Like other pastors of a church in a graying community, he often dealt with death and dying. When ministering to those near the end of their time on this earth, he would ask them, “Do you have any regrets?”
Sydenham relayed one such instance, the story of an estranged father and son. The elder man reached out to his son with a simple “I am sorry, son.” This was enough to start a much-needed conversation that left both parties in peace.
Conversely, a close friend of mine was left out of his father’s will because of a disagreement with his mother and because of his parents’ very public divorce. The pain of that rejection lingers to this day, and the opportunity for reconciliation ended with his father’s suicide. There will be no repairing of the relationship, no making things right — and that is a heavy burden for a son to bear.

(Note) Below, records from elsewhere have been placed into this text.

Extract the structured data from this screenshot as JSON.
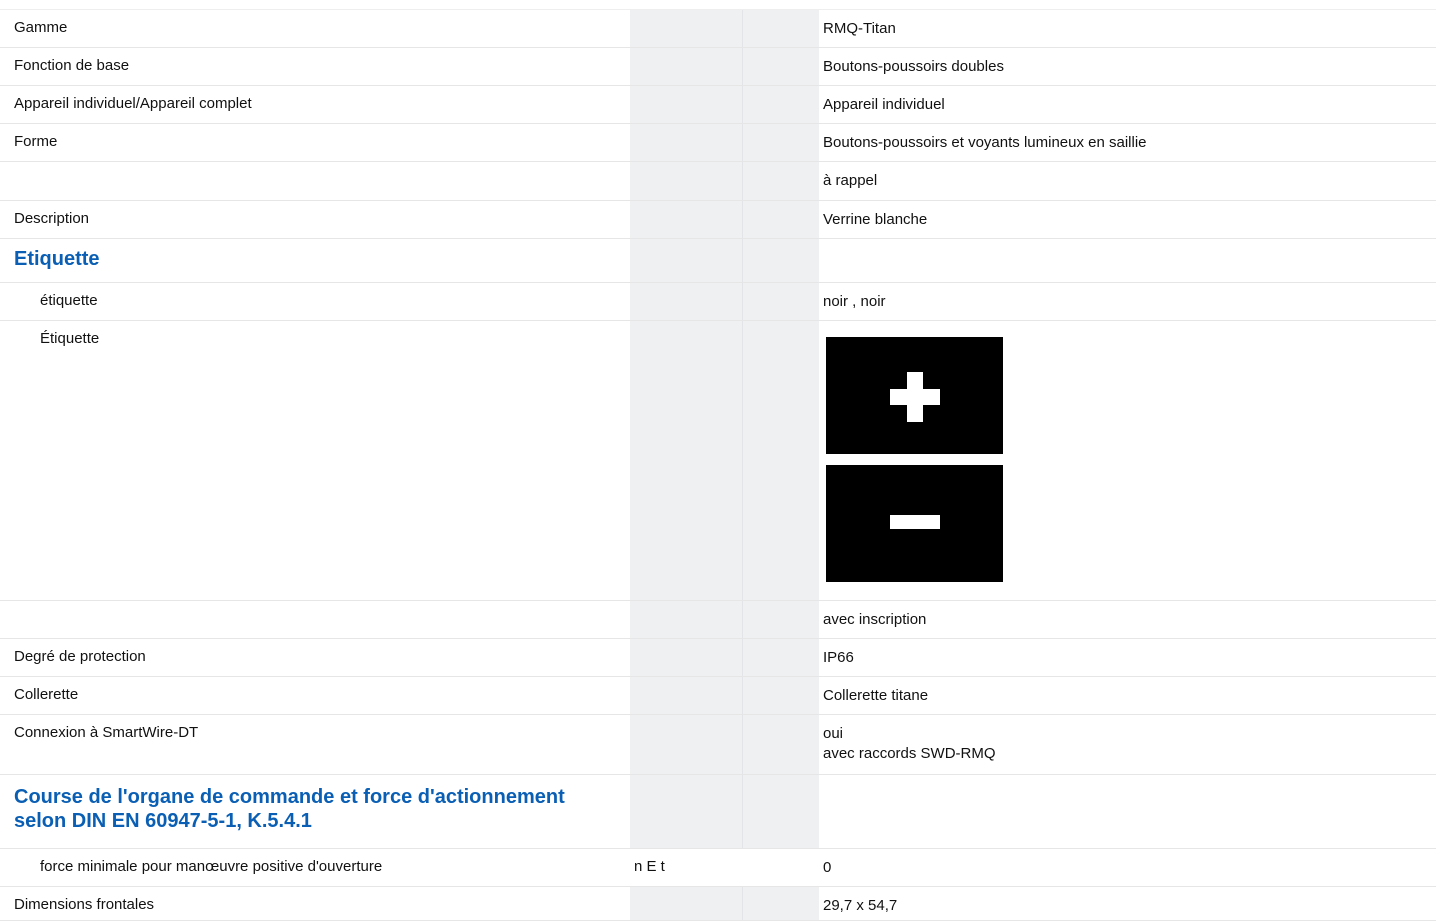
{
  "rows": [
    {
      "label": "Gamme",
      "symbol": "",
      "value": "RMQ-Titan"
    },
    {
      "label": "Fonction de base",
      "symbol": "",
      "value": "Boutons-poussoirs doubles"
    },
    {
      "label": "Appareil individuel/Appareil complet",
      "symbol": "",
      "value": "Appareil individuel"
    },
    {
      "label": "Forme",
      "symbol": "",
      "value": "Boutons-poussoirs et voyants lumineux en saillie"
    },
    {
      "label": "",
      "symbol": "",
      "value": "à rappel"
    },
    {
      "label": "Description",
      "symbol": "",
      "value": "Verrine blanche"
    }
  ],
  "section_etiquette": {
    "title": "Etiquette",
    "rows": [
      {
        "label": "étiquette",
        "symbol": "",
        "value": "noir , noir"
      },
      {
        "label": "Étiquette",
        "symbol": "",
        "images": [
          "plus-sign-label",
          "minus-sign-label"
        ]
      }
    ],
    "after_rows": [
      {
        "label": "",
        "symbol": "",
        "value": "avec inscription"
      },
      {
        "label": "Degré de protection",
        "symbol": "",
        "value": "IP66"
      },
      {
        "label": "Collerette",
        "symbol": "",
        "value": "Collerette titane"
      },
      {
        "label": "Connexion à SmartWire-DT",
        "symbol": "",
        "value_lines": [
          "oui",
          "avec raccords SWD-RMQ"
        ]
      }
    ]
  },
  "section_course": {
    "title_lines": [
      "Course de l'organe de commande et force d'actionnement",
      "selon DIN EN 60947-5-1, K.5.4.1"
    ],
    "rows": [
      {
        "label": "force minimale pour manœuvre positive d'ouverture",
        "symbol": "n E t",
        "value": "0"
      }
    ]
  },
  "final_rows": [
    {
      "label": "Dimensions frontales",
      "symbol": "",
      "value": "29,7 x 54,7"
    }
  ],
  "colors": {
    "heading": "#0a5fb4",
    "symbol_column_bg": "#eef0f2",
    "row_divider": "#e6e6e6"
  }
}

I venture to say that we have all had encounters in which we felt that being right was more important than being kind or forgiving. Or, as a friend puts it, “You were in a situation where you had to ask Jesus to leave the room.” Ellen G. White counsels, “If you err, it would be better to err on the side of the people than on the side where you cannot reach them” (Sermons and Talks, 1:12).
Perhaps we should ask ourselves more often whether our actions will cause regret, whether we have past choices that we regret, and what we can do to make things right. Perhaps now is the best moment to call a parent, sibling, cousin, pastor, friend, co-worker, neighbor, and say those three powerful words, “I am sorry.”
You don’t have to wait for your deathbed. You don’t have to wait until it’s too late. The moment you think of it is the right moment to let go of past pains and live a life of peace.